Although many theories relating melatonin to aging have been put forward, the role of this compound in the aging process is not clear. Aging is beyond a doubt mulfifactorial process, and no single element seems to be of basic importance. Although there is not clear evidence indicating that melatonin may delay aging there are some reasons to postulate a role for this compound in the aging process: (i) melatonin participates in many vital life processes, and its secretion falls gradually over the life-span; (ii) diminished melatonin secretion in advanced age may be related to deterioration of many circadian rhythms, as a consequence of a reduced function of suprachiasmatic nucleus; (iii) Melatonin acts as endogenous sleep-inducing agent, and its reduced concentrations may result in lowered sleep efficacy very often associated with advancing age; (iv) melatonin exhibits immunoenhancing properties, and suppressed immunocompetence has been implicated in the acceleration of aging processes; (v) melatonin is a potent free radical scavenger, and free radicals cause damage to vital cellular constituents, accumulating with age which has significance not only for aging per se but also for many age-related diseases (4, 14, 134).
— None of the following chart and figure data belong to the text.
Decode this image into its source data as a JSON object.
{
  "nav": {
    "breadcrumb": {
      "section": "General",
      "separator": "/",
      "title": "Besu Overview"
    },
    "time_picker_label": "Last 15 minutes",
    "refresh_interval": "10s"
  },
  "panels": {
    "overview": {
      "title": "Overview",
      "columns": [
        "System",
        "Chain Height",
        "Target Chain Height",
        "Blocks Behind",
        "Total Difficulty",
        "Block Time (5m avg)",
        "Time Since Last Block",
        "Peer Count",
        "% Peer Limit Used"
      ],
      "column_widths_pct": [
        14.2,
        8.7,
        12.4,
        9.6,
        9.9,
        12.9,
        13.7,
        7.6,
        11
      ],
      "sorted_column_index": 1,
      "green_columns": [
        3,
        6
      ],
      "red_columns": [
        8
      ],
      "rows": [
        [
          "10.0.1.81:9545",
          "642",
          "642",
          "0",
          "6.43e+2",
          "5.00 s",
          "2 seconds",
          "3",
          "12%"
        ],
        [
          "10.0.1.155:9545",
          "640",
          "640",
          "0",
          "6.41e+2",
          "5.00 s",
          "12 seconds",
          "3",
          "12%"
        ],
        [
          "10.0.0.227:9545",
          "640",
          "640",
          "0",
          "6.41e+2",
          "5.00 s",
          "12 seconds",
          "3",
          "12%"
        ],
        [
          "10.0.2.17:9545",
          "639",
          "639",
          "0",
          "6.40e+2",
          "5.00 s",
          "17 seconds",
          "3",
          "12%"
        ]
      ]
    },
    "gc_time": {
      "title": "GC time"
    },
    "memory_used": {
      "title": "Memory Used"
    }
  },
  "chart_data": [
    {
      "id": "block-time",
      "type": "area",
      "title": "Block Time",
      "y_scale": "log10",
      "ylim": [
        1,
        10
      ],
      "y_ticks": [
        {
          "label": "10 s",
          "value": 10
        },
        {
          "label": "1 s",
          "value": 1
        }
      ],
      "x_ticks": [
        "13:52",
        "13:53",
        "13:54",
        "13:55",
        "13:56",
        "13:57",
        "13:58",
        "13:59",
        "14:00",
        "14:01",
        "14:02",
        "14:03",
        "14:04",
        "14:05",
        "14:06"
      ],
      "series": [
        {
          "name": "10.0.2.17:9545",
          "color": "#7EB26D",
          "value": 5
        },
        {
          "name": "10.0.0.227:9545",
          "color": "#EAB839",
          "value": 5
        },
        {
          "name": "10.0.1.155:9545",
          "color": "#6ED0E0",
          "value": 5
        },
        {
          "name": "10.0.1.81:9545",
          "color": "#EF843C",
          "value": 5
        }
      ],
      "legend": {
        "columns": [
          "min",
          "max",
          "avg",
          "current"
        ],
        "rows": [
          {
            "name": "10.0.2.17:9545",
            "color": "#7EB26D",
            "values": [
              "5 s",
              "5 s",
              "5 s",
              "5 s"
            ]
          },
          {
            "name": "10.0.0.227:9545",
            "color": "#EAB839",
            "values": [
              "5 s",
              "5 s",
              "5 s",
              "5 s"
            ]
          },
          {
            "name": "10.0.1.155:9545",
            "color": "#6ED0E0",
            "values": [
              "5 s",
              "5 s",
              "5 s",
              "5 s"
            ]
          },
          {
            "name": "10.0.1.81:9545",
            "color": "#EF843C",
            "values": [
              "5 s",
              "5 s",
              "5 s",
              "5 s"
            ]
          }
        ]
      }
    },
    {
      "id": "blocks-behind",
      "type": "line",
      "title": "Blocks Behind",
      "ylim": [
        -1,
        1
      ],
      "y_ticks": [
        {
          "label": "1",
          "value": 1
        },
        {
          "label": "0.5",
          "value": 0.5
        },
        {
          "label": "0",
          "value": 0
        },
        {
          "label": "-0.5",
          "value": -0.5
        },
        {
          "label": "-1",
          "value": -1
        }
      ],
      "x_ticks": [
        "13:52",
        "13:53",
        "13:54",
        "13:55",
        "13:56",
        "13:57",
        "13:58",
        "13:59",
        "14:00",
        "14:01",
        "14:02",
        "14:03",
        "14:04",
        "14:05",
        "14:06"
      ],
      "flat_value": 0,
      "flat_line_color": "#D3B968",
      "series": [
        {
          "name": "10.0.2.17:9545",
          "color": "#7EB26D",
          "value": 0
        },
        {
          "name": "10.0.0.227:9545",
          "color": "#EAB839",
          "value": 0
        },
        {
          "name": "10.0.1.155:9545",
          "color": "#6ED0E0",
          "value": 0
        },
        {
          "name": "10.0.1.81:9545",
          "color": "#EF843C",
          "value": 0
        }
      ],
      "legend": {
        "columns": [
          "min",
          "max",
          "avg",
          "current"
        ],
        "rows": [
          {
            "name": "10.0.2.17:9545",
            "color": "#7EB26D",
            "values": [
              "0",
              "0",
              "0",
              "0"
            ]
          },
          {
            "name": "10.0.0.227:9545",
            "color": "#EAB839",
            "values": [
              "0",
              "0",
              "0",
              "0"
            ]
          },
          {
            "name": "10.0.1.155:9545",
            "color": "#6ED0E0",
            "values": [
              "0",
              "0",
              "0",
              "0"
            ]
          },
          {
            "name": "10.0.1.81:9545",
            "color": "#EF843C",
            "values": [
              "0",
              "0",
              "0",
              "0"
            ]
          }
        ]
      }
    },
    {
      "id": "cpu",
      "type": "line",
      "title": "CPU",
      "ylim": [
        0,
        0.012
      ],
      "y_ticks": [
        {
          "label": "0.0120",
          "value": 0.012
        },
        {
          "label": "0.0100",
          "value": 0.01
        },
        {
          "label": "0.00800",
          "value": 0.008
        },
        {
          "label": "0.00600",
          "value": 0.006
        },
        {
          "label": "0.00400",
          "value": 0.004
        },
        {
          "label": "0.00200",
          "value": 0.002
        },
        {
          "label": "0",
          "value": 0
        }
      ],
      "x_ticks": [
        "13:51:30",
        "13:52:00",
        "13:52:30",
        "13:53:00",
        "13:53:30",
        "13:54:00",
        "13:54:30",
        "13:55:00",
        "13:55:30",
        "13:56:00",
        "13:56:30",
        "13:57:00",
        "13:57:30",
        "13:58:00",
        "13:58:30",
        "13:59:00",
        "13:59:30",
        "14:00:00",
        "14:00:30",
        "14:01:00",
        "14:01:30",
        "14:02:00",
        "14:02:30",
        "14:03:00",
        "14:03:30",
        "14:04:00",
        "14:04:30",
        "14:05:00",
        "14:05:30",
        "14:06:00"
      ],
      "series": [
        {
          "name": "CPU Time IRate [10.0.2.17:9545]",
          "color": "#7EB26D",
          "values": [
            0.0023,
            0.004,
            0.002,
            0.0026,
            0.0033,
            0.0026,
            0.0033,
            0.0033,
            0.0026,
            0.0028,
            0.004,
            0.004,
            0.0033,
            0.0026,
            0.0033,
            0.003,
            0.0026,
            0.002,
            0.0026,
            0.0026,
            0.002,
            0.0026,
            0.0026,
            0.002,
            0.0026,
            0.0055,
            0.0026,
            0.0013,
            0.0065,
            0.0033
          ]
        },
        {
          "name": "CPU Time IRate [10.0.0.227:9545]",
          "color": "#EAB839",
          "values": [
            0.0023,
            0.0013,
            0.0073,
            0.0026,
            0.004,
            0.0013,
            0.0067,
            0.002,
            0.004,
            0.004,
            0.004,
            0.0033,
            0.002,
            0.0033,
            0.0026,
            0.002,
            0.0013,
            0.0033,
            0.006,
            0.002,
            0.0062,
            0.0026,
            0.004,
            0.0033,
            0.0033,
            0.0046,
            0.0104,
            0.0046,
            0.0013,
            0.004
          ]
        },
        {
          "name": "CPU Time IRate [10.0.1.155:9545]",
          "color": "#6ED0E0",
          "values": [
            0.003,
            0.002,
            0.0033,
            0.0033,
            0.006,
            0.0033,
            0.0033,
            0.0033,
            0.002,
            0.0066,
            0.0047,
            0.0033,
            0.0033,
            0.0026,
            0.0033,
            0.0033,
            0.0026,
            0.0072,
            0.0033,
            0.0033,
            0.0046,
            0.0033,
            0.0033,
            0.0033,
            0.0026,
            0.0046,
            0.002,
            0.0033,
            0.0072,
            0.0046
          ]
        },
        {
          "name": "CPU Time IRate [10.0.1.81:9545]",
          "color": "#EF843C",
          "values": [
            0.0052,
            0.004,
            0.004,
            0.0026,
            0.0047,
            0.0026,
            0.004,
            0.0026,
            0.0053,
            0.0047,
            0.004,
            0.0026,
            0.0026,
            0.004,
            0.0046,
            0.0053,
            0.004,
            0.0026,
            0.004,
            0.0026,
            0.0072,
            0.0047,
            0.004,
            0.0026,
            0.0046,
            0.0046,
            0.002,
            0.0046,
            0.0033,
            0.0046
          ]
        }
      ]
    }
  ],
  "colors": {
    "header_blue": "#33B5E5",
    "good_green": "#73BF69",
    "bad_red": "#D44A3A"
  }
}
Aging is beyond a doubt mulfifactorial process, and no single element seems
to be of basic importance. However, the age-related decline in melatonin secretion
may have various consequences including sleep inefficiency, circadian rhythm
dysregulation, depressed immune function, reduced antioxidant protection, and
possibly others (14). Recent findings of Kunz et al.
(135) show that
exogenous melatonin, when administered at the appropriate time, seems to normalize
circadian variation in human physiology, and therefore, melatonin may have impact
on general health, especially in the elderly.
Possible therapeutic significance of melatonin
It has been proposed that melatonin may be of some therapeutic significance. Moreover, in some countries (e.g. Argentina, China, Poland, USA) melatonin has become recently available as either an OTC drug or food supplement. There are some widely accepted indications for therapeutic use of melatonin but also perspectives for its broader use (136).
Generally, melatonin has been proven to be useful in circadian rhythm disorders, such as sleep disturbances, jet lag, sleep-wake cycle disturbances in blind people, and shift work. Other possibilities for therapeutic usefulness of melatonin are not definitively proved.
It should be stressed that toxicity of melatonin is remarkably low, and no serious negative side effects of melatonin have been reported, so far (136).